This years winners of the Bowater Toyota EcoFund are setting up our kids for the future by creating edible gardens in schools. Click to enlarge.
Sometimes thinking too much about the world we live in can be a little depressing, or extremely motivating if you are wired in more of a positive mode.
We are living in times of great change. Times where we see skills of old slowly fade away as we edge ever closer to the model of a disposable society as pressures on time and family compound and it becomes easier to make the lazy, quick choice for the sake of reducing stress. A world where eating all of the wrong things is an increasingly easy choice to make, and a world where childhood obesity is on the rise. Our diets are suffering, but most dramatically, the health of our future generations is suffering through an increase in screen time of our kids and a dramatic decrease in outside time. A time where there is an ever increasing disconnect between the food we eat and the effect it has on our bodies.
This years Bowater Toyota EcoFund winners are setting about bringing positive change into this equation. They are all about empowerment. They are a breath of fresh air and a bunch of people looking to effect great change from the grassroots up - quite literally!
There is a beautiful saying that is never more true in our busy lives today.
Give a man a fish and feed him for a day, teach a man to fish and feed him for a lifetime.

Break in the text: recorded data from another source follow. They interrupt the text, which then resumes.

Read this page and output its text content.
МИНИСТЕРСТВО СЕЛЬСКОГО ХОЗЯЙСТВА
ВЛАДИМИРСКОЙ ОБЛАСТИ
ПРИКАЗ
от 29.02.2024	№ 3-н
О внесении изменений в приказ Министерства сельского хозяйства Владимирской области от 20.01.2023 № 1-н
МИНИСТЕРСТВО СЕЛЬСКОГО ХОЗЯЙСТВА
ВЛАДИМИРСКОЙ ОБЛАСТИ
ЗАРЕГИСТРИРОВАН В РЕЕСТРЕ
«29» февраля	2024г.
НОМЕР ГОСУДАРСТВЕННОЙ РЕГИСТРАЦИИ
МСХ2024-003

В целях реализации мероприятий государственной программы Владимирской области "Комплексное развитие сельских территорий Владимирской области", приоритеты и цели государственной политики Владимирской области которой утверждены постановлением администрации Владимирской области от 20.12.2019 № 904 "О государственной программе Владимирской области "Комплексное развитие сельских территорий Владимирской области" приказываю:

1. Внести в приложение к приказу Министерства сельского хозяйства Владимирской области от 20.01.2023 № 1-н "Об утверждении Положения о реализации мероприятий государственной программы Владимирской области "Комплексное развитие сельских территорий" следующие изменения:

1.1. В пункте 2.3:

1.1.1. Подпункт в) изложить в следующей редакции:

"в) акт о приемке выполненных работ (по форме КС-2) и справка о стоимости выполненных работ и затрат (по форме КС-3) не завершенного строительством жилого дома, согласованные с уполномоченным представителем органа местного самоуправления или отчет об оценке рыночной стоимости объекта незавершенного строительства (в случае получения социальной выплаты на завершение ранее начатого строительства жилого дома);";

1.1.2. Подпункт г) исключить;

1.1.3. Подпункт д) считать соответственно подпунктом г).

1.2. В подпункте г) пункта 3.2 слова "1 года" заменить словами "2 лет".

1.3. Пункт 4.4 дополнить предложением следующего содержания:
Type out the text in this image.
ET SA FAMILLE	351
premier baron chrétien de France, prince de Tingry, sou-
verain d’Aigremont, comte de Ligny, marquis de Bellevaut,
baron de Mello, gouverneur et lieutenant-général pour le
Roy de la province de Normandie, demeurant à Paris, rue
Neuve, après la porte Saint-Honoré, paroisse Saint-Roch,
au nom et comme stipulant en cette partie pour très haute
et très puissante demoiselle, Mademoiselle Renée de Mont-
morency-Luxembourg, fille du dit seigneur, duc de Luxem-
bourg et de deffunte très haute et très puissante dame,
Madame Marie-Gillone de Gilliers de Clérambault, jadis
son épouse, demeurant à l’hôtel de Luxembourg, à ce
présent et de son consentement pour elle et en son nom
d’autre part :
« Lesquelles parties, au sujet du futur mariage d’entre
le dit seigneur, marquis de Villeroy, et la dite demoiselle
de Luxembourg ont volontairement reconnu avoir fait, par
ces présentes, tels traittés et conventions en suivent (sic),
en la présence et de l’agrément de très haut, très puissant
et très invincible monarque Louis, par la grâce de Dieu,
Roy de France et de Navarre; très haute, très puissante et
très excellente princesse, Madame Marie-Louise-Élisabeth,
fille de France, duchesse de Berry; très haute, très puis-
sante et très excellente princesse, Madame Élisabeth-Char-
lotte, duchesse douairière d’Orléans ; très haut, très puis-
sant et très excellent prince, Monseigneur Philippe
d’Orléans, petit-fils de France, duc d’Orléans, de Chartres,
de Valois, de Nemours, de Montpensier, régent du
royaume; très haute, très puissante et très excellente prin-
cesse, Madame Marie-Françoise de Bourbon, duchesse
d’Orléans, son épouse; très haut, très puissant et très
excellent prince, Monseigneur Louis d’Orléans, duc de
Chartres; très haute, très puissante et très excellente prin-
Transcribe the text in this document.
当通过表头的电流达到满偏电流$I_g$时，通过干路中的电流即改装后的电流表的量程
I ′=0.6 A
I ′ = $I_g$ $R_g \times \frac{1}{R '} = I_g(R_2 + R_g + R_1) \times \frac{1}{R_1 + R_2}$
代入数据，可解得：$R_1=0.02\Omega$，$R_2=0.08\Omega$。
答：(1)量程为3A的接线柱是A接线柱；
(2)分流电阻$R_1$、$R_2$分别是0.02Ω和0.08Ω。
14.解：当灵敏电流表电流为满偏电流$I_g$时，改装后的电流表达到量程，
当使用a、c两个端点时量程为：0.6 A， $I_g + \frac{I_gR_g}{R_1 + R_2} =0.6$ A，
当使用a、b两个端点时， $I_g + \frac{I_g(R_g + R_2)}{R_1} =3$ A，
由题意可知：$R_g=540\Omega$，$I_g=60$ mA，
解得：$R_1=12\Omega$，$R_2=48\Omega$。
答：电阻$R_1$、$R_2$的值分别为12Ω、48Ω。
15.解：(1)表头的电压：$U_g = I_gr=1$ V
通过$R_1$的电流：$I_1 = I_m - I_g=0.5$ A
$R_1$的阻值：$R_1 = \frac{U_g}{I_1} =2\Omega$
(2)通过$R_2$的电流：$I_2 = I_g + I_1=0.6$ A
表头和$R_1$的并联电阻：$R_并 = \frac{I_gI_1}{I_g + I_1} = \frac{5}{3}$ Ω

The same can also be said for gardening. In some regards even more so as it is a skill that runs through so many elements of one's life. The skills of nurturing, care and follow through. The creation of a sense of awareness and interconnectedness that children especially seem to respond instantly to. These were once vital skills that every family handed down in some way or another as almost every family had a vegetable garden that produced at least a portion of their food, and created resources for preserves and other homemade delicacies.
This year the team at the Bowater Toyota EcoFund were especially pleased to be able to present a donation of $2000 to the NEC KEGS Programme. The NEC (Nelson Environment Centre) is a charitable, not for profit, incorporated society that first started back in 1976 and is now the longest serving environment centre in New Zealand.